“完了,我肯定要被当成反革命分子了。”古三突然想起,自己是在政府的看管下私自逃跑的,肯定是要被当成敌特分子进行通缉的。
“反革命?反革命是什么意思?”傅中庸难以理解这种新名词。
古三顺口回道:“就是反叛逃犯喽!当然,我呢是被冤枉的。”
“什么?如此重罪怎么能被他们随意冤枉,真是岂有此理。”傅中庸用手指向登车检查了两个公安人员,大声叫道:“这么说来他们就是衙门里的捕头了?”

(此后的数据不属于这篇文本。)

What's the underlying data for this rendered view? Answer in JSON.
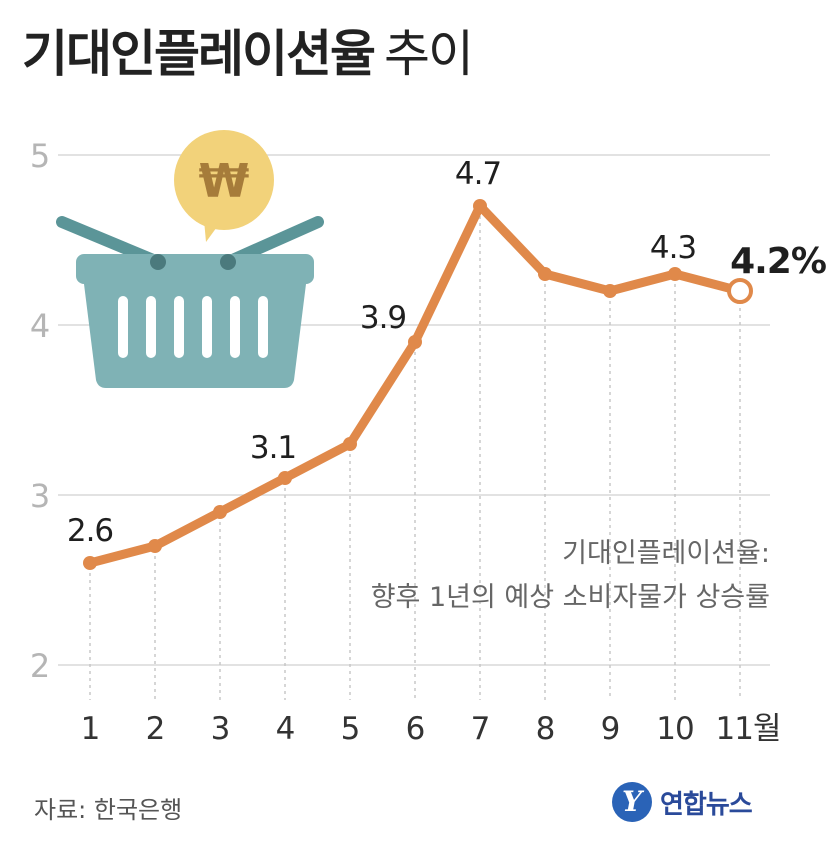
{
  "title": {
    "main": "기대인플레이션율",
    "sub": "추이"
  },
  "chart_data": {
    "type": "line",
    "categories": [
      "1",
      "2",
      "3",
      "4",
      "5",
      "6",
      "7",
      "8",
      "9",
      "10",
      "11월"
    ],
    "values": [
      2.6,
      2.7,
      2.9,
      3.1,
      3.3,
      3.9,
      4.7,
      4.3,
      4.2,
      4.3,
      4.2
    ],
    "data_labels": [
      {
        "index": 0,
        "text": "2.6"
      },
      {
        "index": 3,
        "text": "3.1"
      },
      {
        "index": 5,
        "text": "3.9"
      },
      {
        "index": 6,
        "text": "4.7"
      },
      {
        "index": 9,
        "text": "4.3"
      },
      {
        "index": 10,
        "text": "4.2%"
      }
    ],
    "yticks": [
      2,
      3,
      4,
      5
    ],
    "ylim": [
      2,
      5
    ],
    "grid": true,
    "line_color": "#e0894a",
    "highlight_last": true
  },
  "note": {
    "line1": "기대인플레이션율:",
    "line2": "향후 1년의 예상 소비자물가 상승률"
  },
  "source": "자료: 한국은행",
  "logo_text": "연합뉴스",
  "colors": {
    "line": "#e0894a",
    "grid": "#d9d9d9",
    "axis_text": "#b5b5b5",
    "basket": "#7fb2b5",
    "coin": "#f2d27a"
  }
}
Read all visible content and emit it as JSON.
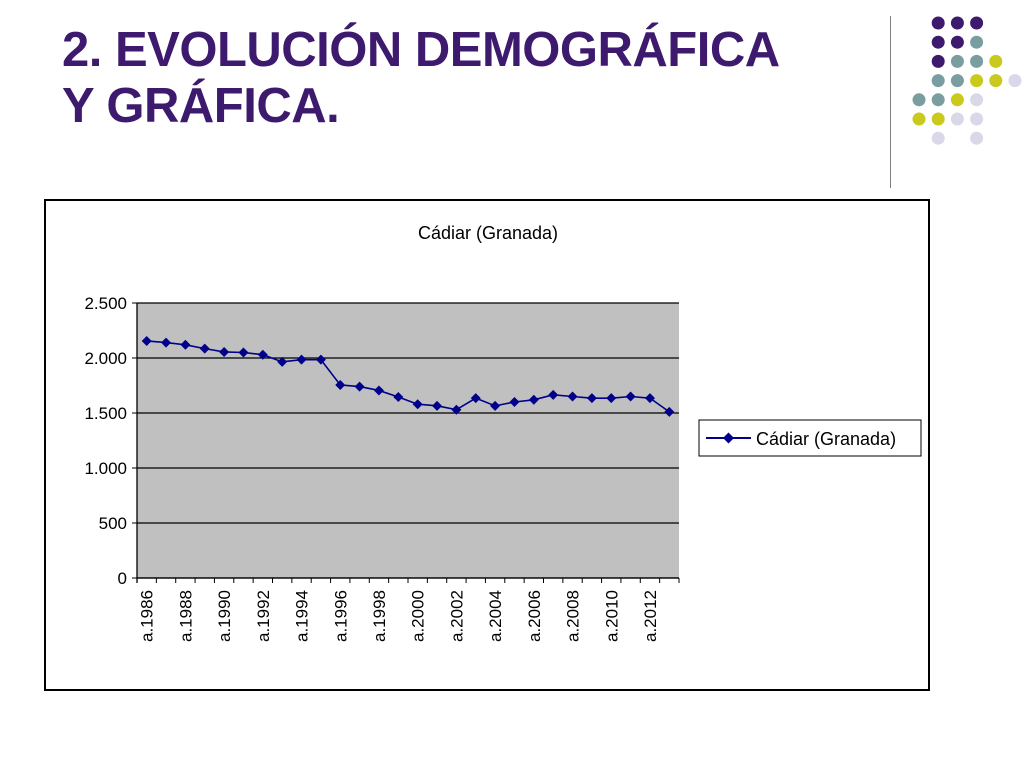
{
  "slide": {
    "title_line1": "2. EVOLUCIÓN DEMOGRÁFICA",
    "title_line2": "Y GRÁFICA."
  },
  "decor": {
    "dot_colors": {
      "purple": "#3d1a6e",
      "teal": "#7a9e9f",
      "yellow": "#c9c91e",
      "lavender": "#d8d8e8"
    },
    "dot_grid": [
      [
        null,
        "purple",
        "purple",
        "purple"
      ],
      [
        null,
        "purple",
        "purple",
        "teal"
      ],
      [
        null,
        "purple",
        "teal",
        "teal",
        "yellow"
      ],
      [
        null,
        "teal",
        "teal",
        "yellow",
        "yellow",
        "lavender"
      ],
      [
        "teal",
        "teal",
        "yellow",
        "lavender"
      ],
      [
        "yellow",
        "yellow",
        "lavender",
        "lavender"
      ],
      [
        null,
        "lavender",
        null,
        "lavender"
      ]
    ]
  },
  "chart_data": {
    "type": "line",
    "title": "Cádiar (Granada)",
    "xlabel": "",
    "ylabel": "",
    "ylim": [
      0,
      2500
    ],
    "yticks": [
      0,
      500,
      1000,
      1500,
      2000,
      2500
    ],
    "ytick_labels": [
      "0",
      "500",
      "1.000",
      "1.500",
      "2.000",
      "2.500"
    ],
    "grid": true,
    "plot_background": "#c0c0c0",
    "legend_position": "right",
    "x_tick_labels": [
      "a.1986",
      "a.1988",
      "a.1990",
      "a.1992",
      "a.1994",
      "a.1996",
      "a.1998",
      "a.2000",
      "a.2002",
      "a.2004",
      "a.2006",
      "a.2008",
      "a.2010",
      "a.2012"
    ],
    "x": [
      1986,
      1987,
      1988,
      1989,
      1990,
      1991,
      1992,
      1993,
      1994,
      1995,
      1996,
      1997,
      1998,
      1999,
      2000,
      2001,
      2002,
      2003,
      2004,
      2005,
      2006,
      2007,
      2008,
      2009,
      2010,
      2011,
      2012,
      2013
    ],
    "series": [
      {
        "name": "Cádiar (Granada)",
        "color": "#00008b",
        "marker": "diamond",
        "values": [
          2155,
          2140,
          2120,
          2085,
          2055,
          2050,
          2030,
          1965,
          1985,
          1985,
          1755,
          1740,
          1705,
          1645,
          1580,
          1565,
          1530,
          1635,
          1565,
          1600,
          1620,
          1665,
          1650,
          1635,
          1635,
          1650,
          1635,
          1510
        ]
      }
    ]
  }
}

古三拍了一下傅中庸的大腿示意他轻声一点,傅中庸这才闭上了嘴巴。虽然如此,但还是已经引起了两个年轻公安的注意,其中一个朝古三走了过来:“同志,你们说什么呢?请出示证件。”
“啊呀,实在不好意思啊公安同志,我的证件在路上不小心丢掉了。”古三用手在身上的口袋里摸来摸去,装模作样道。
那个年轻的公安脸上露出了狐疑之色:“丢了?那你下车,跟我们到局里去一趟,等证明了你的身份以后再走。”
古三陪着笑脸:“同志,我这还有点急事,真的,就是来时不小心把证件给丢掉了。”
“不行,这是政策,不能违反。”年轻公安看向古三身边的傅中庸:“这位老同志,你的证件呢?”
傅中庸愣了一下,然后反问道:“同志?同志是什么意思?证件又是什么?”
古三生怕傅中庸惹出麻烦,立即抢过话题,打着哈哈道:“不好意思啊同志,他这个,这个老年人吧,他脑子有点问题。呵呵,我们是一起的,证件也放在一起,所以、所以也就一起丢了!哦,这个,我呢,我是知识分子,和你们一样也是人民的忠诚卫士。所以,我是不会说假话的,真的,呵呵!”
“小主人,我脑子没问题啊?”傅中庸不解道。因为他是真的弄不清出同志和证件到底是什么意思,更理解不了古三为什么说他脑子有问题。
古三踢了一脚傅中庸,傅中庸也算聪明,低下头来不再言语,但是心中却是大大不满,心想:这洛阳一带本是我傅中庸的地盘,才多长时间,现在竟然两个小捕头也敢对我喝五吆六的。